'we are cyclists. the rest of the world merely rides a bike'
nostalgia is one of those emotions that carries the supreme ability to tint historical events and times with a warm glow. no matter the technological and societal developments of contemporary times, those of a bygone era are stripped of their disadvantages, leaving only historical positives. this is a state of affairs that invades pretty much all walks of life, apart possibly, from astro and nuclear physics.
though rapha can be seen as responsible for bringing the warmth of wool jerseys to the pelotonese, the mighty dave t has brought the sixties and seventies to life by describing just how awful the jerseys of those years truly were. it might be no exaggeration that three full back pockets in the rain would have soaking wool dragging on the rear tyre. it's difficult to see how a sense of style could be maintained under such circumstances.
rule 80: always be casually deliberate.
what is beyond redemption and argument is that the riders of yesteryear participated in a substantially larger number of races than seems currently to be the case. should evidence be required, you need look no further than last year's velopress release 'merckx 525', the numerical part of the title referring to eddy's career victories. you will search in vain to find any of the contemporary riders who look even to be approaching such a total. it is, therefore, no real wonder that a sizeable portion of the cycling cognoscenti have deified eddy merckx. even the uci, with their athlete's hour record, have effectively set the belgian as the bona-fide standard of all that is good, great and probably unachievable in modern cycling.
bluntly put, riders such as merckx, de vlaeminck, kelly and bernard hinault, wear the mantle of 'hardman' and as such can be seen as progenitors of the commandments of cycling, codified here by the velominati as the rules. surely each and every one of us has a desire to imitate our heroes? even those with little cognisance or exposure to the rules can surely not have failed to have been berated by rule number five: harden the f**k up? and at the time of this book's printing, it was accompanied by a further 89 rules pertaining to pretty much every aspect of cycling activity.
'The Rules serve as an induction into the fundamental principles of living life as a Cyclist. While some seem to fixate on the arbitrary and others on the aesthetic, all are steeped in history and culture and are intended for one purpose only: to inspire people to ride their bikes more often and love them more deeply than they do now.'
rule 65: maintain and respect your machine.
in order to produce a more thematic volume than simply list each in numerical order (though such a list is present at the back of the book), the chapters deal with cycling specifics: The Disciple, The Ride, The Bike, The Aesthete and The Hardmen. i confess i'd have been a touch happier had numerical order been respected, but that said, i can see no real disadvantage to the way the rules have been here portrayed.

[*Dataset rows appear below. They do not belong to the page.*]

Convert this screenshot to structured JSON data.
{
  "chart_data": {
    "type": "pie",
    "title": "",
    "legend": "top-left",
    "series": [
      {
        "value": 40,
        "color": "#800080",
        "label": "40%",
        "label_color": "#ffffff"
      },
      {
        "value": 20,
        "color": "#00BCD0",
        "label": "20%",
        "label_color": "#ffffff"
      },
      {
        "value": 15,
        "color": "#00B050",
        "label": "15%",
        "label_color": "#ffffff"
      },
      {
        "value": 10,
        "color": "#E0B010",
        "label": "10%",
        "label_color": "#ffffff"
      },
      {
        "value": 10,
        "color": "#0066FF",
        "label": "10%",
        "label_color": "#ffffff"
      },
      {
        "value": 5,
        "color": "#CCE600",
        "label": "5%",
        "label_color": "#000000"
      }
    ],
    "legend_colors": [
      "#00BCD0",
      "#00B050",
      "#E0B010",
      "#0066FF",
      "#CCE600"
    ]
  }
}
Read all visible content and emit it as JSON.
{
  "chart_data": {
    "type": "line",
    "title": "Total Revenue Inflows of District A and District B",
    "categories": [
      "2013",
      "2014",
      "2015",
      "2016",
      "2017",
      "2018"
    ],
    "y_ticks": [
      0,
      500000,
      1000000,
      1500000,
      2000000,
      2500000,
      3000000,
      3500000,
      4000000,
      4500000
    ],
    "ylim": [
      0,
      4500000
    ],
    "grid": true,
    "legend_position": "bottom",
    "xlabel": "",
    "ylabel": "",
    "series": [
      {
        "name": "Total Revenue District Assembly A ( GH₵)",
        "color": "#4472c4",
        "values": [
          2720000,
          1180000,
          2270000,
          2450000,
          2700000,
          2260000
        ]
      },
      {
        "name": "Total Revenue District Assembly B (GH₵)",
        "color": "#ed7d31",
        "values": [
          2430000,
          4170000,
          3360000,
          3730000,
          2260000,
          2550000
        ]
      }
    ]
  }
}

of course, were these really the rules to which it was necessary to adhere before clipping into a pair of road bike pedals (or toeclips and straps), most of us would be in real trouble. i doubt there are many to whom rule number five does not at some time apply. i hold my hand up to that one almost everytime i venture out. and i'm also rather dismayed by number 56: 'espresso or macchiato only'. this is disappointingly qualified by "if the word soy/skim latte is heard to be used by a membr wearing Cycling apparel, then that person must be ceremonially beaten with CO2 canisters or mini-pumps by others within the community"
rules are meant to be broken, so the saying goes; i'll continue to break that one.
however, in a way that often seems not reflected by other sports, the velominatus seem well-disposed to have their tongues firmly planted in at least one cheek. the rules are intended to celebrate the cyclist's estrangement from the rest of society, not by apologising for it, but by acknowledging such eccentricities with a wry grin. though many a foreword by a respected figure from within cycling's greater circle seems mostly a device to draw attention to the book's cover, followed only by several platitudinal paragraphs inside, in this case, william fotheringham's words are to be much heeded.
"It was snowing the other day, and I wanted to take my daughter outside. She wasn't in the mood. Well, I said, you know how we roll. Rule #5, she replied. She has never ridden a bike in anger."
it pretty much goes without saying that the rules in book form is as compulsory a purchase as a bicycle. no matter your level of ability or experience within the realm of cycling, i'd like to propose a 95th rule stating that a copy of this book should be maintained on each and every cyclist's bookshelf. though the contents are easily available on the velominati.com website, there is true inspiration to be drawn from holding this perfectly formed volume in either hand.
brandish it with pride
"This book will assume nothing but passion - whether it be dormant or vibrant. We will not give history lessons, we will not explain what a quick-release skewer is."